Kakak korban, Muh Syakur (19), mengatakan keluarganya saat itu sedang dalam perjalanan menuju lokasi gerak jalan dalam rangkaian peringatan HUT ke-81 Kemerdekaan RI. Menurutnya, sepeda motor berhenti saat lampu lalu lintas masih menyala merah ketika tiba-tiba ditabrak mobil dari belakang dengan kecepatan tinggi.
“Masih lampu merah. Terus ada mobil dari belakang, kencang sekali,” kata Syakur.
Ia juga mengaku setelah kecelakaan terjadi, pengemudi mobil sudah tidak berada di lokasi kejadian. “Polisi yang bawa mobilnya. Terus itu yang sopir lari,” ujarnya.

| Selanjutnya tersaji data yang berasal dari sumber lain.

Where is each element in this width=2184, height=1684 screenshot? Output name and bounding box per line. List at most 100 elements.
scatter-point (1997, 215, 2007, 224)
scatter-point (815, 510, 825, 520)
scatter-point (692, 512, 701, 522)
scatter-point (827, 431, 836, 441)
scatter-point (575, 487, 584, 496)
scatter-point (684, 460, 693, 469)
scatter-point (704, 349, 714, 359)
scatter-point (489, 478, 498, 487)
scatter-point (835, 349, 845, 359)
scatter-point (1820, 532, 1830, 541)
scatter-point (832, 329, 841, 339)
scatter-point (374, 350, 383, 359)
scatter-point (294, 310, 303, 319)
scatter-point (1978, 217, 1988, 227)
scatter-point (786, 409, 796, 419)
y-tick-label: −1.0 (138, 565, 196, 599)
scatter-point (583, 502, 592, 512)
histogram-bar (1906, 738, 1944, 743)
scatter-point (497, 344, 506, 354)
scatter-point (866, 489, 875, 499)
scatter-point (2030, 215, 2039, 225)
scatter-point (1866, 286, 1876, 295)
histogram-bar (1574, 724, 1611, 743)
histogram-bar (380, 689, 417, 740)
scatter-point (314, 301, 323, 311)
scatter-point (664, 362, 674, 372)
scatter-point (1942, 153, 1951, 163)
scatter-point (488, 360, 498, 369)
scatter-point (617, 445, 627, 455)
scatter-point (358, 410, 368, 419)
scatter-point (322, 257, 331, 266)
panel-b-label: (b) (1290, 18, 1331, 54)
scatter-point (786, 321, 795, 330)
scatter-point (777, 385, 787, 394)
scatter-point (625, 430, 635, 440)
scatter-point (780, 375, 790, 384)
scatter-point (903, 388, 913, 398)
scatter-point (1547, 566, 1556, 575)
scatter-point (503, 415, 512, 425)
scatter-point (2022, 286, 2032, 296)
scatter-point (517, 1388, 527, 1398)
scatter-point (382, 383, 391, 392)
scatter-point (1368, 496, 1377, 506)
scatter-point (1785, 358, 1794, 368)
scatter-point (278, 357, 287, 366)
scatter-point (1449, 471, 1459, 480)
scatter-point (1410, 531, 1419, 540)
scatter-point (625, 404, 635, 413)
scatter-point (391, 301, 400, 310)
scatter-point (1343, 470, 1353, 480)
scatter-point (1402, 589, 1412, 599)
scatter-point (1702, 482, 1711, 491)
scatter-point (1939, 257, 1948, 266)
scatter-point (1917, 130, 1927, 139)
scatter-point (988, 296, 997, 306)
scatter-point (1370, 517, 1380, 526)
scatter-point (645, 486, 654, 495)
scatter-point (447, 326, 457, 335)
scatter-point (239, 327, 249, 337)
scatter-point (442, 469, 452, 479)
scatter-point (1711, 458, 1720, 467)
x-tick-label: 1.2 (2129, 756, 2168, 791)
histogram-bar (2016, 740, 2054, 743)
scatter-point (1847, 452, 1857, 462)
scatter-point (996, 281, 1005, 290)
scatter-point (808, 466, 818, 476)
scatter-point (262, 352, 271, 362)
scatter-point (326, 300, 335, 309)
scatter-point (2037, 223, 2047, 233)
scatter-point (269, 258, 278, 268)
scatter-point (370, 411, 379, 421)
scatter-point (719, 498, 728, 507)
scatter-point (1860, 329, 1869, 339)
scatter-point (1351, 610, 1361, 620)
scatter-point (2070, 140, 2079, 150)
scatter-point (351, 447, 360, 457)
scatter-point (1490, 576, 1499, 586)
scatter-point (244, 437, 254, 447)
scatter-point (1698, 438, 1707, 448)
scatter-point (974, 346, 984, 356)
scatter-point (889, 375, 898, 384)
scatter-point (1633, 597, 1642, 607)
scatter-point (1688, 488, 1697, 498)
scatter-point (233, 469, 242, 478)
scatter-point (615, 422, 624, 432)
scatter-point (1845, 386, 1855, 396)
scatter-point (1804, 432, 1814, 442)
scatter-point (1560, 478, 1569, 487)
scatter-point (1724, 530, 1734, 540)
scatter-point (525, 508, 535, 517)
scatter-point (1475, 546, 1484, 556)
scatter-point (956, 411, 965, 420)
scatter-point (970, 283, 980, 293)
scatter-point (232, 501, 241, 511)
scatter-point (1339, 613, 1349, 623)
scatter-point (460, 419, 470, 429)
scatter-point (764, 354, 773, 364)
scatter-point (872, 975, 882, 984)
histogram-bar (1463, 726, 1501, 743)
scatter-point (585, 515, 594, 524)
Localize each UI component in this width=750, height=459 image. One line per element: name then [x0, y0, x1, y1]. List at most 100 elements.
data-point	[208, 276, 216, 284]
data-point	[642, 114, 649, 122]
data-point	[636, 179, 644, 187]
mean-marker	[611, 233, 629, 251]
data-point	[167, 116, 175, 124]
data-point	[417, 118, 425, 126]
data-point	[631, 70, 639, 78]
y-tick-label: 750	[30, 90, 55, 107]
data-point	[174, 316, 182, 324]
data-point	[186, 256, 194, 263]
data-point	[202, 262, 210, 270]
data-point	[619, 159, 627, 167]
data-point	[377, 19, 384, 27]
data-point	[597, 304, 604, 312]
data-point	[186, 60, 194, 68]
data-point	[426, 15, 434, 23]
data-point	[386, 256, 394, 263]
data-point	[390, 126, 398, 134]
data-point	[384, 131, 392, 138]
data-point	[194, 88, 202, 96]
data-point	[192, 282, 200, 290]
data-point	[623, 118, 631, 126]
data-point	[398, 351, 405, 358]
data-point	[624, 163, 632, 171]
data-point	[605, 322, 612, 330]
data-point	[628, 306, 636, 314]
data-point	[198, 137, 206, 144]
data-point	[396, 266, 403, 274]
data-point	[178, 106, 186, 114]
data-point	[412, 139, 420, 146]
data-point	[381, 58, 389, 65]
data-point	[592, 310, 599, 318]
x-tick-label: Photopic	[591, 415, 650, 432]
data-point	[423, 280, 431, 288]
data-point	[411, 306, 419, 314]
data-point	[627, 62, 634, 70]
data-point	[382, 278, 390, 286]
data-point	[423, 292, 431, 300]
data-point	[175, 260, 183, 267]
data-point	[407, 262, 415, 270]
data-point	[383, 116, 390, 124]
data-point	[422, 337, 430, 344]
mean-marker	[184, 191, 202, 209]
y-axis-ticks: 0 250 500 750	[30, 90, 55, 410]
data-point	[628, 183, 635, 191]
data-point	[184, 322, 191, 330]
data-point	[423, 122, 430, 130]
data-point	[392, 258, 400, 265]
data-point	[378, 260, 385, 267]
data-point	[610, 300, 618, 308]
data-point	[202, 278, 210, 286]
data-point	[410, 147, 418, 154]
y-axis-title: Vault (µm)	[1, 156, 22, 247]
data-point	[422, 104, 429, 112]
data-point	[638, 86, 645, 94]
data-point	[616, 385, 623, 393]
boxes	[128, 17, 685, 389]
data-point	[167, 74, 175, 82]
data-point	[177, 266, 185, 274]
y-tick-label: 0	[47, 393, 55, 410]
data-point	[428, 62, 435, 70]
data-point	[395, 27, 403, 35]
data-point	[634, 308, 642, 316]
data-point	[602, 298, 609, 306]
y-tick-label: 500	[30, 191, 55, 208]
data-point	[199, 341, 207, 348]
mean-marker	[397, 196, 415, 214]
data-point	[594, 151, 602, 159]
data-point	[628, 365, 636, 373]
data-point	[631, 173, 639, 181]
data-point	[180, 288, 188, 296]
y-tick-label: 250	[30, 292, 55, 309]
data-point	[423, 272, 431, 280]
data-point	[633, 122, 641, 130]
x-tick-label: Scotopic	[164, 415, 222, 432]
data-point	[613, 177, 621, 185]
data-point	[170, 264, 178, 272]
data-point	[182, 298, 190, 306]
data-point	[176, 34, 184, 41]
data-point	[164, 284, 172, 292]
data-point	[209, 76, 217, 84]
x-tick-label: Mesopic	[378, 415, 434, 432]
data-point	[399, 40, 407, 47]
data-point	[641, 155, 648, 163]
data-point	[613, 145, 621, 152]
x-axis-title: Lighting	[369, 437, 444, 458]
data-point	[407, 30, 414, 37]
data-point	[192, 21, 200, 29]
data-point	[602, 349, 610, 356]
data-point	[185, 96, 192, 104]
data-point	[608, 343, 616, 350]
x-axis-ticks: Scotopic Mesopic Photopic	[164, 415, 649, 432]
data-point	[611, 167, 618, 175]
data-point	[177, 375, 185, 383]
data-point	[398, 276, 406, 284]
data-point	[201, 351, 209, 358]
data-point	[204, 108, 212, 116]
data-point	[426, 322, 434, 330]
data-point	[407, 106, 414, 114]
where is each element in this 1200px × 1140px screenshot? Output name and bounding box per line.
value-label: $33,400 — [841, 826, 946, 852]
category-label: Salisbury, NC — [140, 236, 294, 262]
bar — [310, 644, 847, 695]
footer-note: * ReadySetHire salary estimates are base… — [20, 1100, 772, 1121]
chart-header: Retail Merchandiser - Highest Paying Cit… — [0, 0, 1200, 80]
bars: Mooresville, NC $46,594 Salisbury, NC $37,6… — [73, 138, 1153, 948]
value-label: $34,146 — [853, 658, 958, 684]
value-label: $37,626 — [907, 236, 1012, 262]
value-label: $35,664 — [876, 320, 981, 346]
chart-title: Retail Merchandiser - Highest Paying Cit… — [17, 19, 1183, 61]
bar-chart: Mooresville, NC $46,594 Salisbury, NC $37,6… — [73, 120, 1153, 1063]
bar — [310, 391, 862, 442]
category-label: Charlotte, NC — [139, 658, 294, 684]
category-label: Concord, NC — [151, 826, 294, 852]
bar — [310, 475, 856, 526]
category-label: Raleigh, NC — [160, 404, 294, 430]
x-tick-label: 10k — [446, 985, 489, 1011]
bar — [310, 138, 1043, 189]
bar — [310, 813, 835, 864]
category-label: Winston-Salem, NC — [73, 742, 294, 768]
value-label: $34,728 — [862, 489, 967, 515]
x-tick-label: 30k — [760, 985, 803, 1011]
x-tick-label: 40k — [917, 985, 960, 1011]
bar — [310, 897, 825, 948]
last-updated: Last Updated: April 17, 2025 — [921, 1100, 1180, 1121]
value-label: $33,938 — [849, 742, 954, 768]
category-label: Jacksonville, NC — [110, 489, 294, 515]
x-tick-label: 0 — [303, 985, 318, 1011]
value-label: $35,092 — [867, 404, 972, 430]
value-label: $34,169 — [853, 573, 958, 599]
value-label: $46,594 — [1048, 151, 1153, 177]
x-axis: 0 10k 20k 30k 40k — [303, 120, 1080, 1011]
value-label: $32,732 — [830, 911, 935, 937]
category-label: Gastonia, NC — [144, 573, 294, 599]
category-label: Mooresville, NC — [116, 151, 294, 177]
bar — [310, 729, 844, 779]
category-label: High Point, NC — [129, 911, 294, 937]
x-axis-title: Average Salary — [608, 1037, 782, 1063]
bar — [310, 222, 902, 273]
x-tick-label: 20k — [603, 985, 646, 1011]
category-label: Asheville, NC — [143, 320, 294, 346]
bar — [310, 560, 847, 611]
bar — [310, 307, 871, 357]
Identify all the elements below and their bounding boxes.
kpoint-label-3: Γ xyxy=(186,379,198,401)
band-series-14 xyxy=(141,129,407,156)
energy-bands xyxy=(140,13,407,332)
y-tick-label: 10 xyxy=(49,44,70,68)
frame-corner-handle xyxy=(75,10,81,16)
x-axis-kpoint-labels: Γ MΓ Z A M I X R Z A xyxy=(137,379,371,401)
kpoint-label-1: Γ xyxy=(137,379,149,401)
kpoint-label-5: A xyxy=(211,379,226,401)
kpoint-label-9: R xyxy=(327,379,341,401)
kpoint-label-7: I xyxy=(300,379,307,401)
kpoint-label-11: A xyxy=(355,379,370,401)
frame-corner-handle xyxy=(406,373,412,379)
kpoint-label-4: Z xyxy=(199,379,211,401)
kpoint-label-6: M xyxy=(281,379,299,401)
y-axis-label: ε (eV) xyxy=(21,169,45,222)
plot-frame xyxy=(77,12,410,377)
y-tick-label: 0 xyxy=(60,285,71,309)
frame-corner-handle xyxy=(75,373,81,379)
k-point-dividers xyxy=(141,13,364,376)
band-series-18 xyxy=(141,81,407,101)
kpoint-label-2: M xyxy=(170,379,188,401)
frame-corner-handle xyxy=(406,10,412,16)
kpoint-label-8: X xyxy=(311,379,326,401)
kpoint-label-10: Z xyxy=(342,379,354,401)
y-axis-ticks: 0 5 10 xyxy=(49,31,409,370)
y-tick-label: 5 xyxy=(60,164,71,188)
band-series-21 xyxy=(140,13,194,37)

Menanggapi hal tersebut, Kasat Lantas Polres Bone menegaskan penyidik masih mendalami seluruh keterangan saksi, termasuk informasi mengenai dugaan pengemudi menerobos lampu merah. Namun, berdasarkan hasil penyelidikan sementara, mobil tidak menerobos lampu merah, melainkan kendaraan yang tertabrak terseret hingga melewati persimpangan akibat benturan.